Ancora una volta l’emergenza Covid-19 potrebbe nuocere gravemente alla birra indipendente, perché se da una parte il Decreto Ristori ha previsto un contributo a favore di bar, pub e ristoranti, direttamente interessati dalle restrizioni degli ultimi provvedimenti per contenere i contagi, dall’altra non ha prestato attenzione alle aziende di quella filiera strettamente legata al mondo della somministrazione, come i produttori indipendenti di birra artigianale.
“Il parere della nostra associazione sugli interventi previsti dal Decreto Ristori è fortemente negativo. – ha affermato Vittorio Ferraris, direttore generale Unionbirrai – Come inopportuna ci appare la scelta di individuare come destinatari di sovvenzionamenti unicamente i codici ATECO direttamente colpiti dalle misure restrittive, come quello delle attività di somministrazione, non tenendo in considerazione la filiera strettamente legata a questo settore e andando quindi a penalizzare il comparto della birra artigianale italiana, che seguendo principi di filiera corta e territorialità si esprime maggiormente nei canali commerciali tipicamente legati a quelli della somministrazione.”

L’intento di Unionbirrai è ora quello di sottoporre dati concreti all’attenzione dei ministeri competenti, affinché il settore della birra artigianale indipendente venga attenzionato come fortemente colpito, in considerazione anche del fatto che il comma 2 dell’art. 1 del D.L. 28/10/20 n. 137 già prevede l’individuazione di ulteriori codici ATECO fra i destinatari di aiuti, a condizione che tali settori siano direttamente pregiudicati delle misure restrittive, anche se al momento i fondi previsti non sono sufficientemente adeguati a soddisfare tutte le aziende che potrebbero essere coinvolte.

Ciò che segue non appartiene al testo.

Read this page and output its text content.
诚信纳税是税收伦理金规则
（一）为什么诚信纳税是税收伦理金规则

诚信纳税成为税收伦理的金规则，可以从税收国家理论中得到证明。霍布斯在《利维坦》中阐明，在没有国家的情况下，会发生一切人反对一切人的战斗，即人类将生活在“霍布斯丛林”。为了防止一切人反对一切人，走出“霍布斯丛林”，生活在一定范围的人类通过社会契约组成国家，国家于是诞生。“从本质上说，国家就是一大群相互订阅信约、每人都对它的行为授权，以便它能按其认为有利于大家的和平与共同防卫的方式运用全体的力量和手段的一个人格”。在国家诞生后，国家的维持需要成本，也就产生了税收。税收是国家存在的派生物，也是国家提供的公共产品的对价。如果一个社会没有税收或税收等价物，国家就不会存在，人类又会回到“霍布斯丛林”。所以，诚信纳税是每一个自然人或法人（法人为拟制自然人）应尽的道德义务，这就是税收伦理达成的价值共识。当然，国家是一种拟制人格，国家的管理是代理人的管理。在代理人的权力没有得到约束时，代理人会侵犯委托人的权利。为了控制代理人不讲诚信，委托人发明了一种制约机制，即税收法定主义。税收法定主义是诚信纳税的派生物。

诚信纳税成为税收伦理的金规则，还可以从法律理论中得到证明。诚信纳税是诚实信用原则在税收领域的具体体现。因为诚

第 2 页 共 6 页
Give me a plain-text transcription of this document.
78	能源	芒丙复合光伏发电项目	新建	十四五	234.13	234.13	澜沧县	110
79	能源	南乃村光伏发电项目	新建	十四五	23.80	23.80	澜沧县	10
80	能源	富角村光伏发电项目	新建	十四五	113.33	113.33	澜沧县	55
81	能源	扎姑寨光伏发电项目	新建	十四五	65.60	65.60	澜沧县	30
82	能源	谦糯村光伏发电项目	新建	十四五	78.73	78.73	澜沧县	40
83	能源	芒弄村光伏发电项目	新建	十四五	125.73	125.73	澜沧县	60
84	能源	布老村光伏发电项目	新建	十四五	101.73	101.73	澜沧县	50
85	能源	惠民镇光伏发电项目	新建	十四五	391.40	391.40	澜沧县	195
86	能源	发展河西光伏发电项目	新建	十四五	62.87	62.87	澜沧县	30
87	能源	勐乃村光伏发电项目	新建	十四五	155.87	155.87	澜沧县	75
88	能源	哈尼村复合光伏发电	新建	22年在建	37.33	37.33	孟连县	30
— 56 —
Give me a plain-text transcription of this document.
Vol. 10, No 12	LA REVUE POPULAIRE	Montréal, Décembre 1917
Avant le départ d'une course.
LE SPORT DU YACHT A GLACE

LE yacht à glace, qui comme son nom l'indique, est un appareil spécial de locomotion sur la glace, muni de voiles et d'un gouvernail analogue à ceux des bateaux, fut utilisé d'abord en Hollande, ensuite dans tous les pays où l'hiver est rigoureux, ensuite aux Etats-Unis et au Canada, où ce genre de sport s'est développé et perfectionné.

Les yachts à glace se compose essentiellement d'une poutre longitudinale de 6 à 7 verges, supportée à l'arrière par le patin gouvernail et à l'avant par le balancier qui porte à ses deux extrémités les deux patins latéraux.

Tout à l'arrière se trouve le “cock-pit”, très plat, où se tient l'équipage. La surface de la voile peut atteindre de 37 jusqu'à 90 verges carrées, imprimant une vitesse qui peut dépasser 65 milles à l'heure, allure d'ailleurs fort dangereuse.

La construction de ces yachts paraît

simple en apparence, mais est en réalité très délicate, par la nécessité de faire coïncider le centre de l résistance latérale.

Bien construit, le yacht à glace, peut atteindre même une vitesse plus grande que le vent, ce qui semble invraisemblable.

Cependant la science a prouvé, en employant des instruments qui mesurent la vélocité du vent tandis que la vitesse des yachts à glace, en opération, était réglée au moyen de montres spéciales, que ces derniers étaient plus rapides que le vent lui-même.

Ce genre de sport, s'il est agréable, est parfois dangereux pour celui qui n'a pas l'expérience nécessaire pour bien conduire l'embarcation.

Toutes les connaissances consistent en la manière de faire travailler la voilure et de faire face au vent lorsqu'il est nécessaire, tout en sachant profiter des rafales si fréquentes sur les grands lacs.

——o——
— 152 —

E sullo stesso tema, come abbiamo riportato, è già intervenuto Maurizio Danese. Secondo il presidente di GH – Grossisti Horecadietro la ristorazione c’è una filiera di quasi 4mila aziende e 58mila dipendenti che con il Decreto in vigore da oggi accuserà ulteriori perdite per circa 1 miliardo di euro. Complessivamente, in questo annus horribilis il sistema distributivo nel canale horeca accuserà mancati introiti per oltre 8 miliardi di euro, pari a circa il 50% del proprio fatturato. Dietro alle saracinesche chiuse di bar e ristoranti ci siamo anche noi, e il Governo non potrà non tenerne conto nei piani di ristoro che sta redigendo. Chiediamo aiuti concreti e immediati”. 

Da marzo ad oggi – ha proseguito Danese – abbiamo garantito la tenuta del comparto con politiche aziendali-cuscinetto tra i produttori e il canale horeca; abbiamo sopperito alla mancanza di liquidità dei nostri clienti subendo anche importanti perdite su crediti, sostenendo così il settore. Questa seconda ondata – ha continuato il presidente di GH – non mette a rischio solo la nostra esistenza, ma anche quella di migliaia di piccoli produttori italiani, che rappresentano la grande maggioranza delle nostre provviste. Il rischio di acquisizioni da parte di multinazionali straniere si sta moltiplicando e con il loro ingresso l’italianità a tavola ne uscirebbe stravolta. In questo periodo – ha concluso – ci sentiamo come portatori di vivande in trincee decimate da smart working e nuovi lockdown: se non ci salviamo tutti morirà un asset fondamentale dell’ospitalità made in Italy”.